Well, it appears to have had the opposite effect, actually, pulling in viewers who might not otherwise have watched the game and averaging a higher rating than the Super Bowl itself. According to SB Nation, the game averaged an impressive 47.8 rating in the U.S. while Madonna's halftime performance nabbed a 48.3. The game fell only slightly behind last year's record setter, which generated a 47.9 rating, translating to about 111 million viewers, making it the highest-rated Super Bowl in history.
Madonna's performance proved a bigger draw than the Black Eyed Peas last year, pulling ahead of BEP by a full percent in the ratings and even bested Bruce Springsteen's halftime show by a whopping 20 percent (the Boss earned a 40.2 rating).
Though this year's game was slightly off the all-time mark, the Washington Post notes that "around the time M.I.A. was flipping off America during Madonna’s halftime show, about 48 percent of the country’s TV homes were tuned in."
As an unabashed Madonna fan, I'm pleased that so many people gave the Queen of Pop a chance.

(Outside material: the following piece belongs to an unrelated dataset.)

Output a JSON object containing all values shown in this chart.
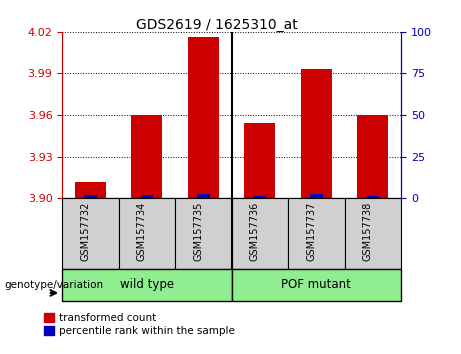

Despite digs that she may have been lip-synching – which, yeah, there was a bit of that, but I think it was part of a backing track balancing act to compensate during moments of complicated choreography and elaborate production, as "Like a Prayer" seemed as live as could be – reviews of the performance have alternated from positive to all-out raves.
"It's Madonna Louise Ciccone's world, we're just living in it," Billboard raved of the performance, which saw Madge joining forces with Cirque du Soleil, her longtime choreographer/creative director Jamie King and multimedia artists from Moment Factory to "imagine" the spectacular show. Entertainment Weekly was even more enthusiastic about the show, writing, "Madonna gave a joyous, unironic, openhearted [performance]. She deployed guest stars including Cee Lo Green, Nicki Minaj, and M.I.A., but they never stole her glowing spotlight. From her entrance hoisted aloft by Roman-soldier dancers to the massed choir that sent her off, she was both in full command and full of generosity toward her massive audience."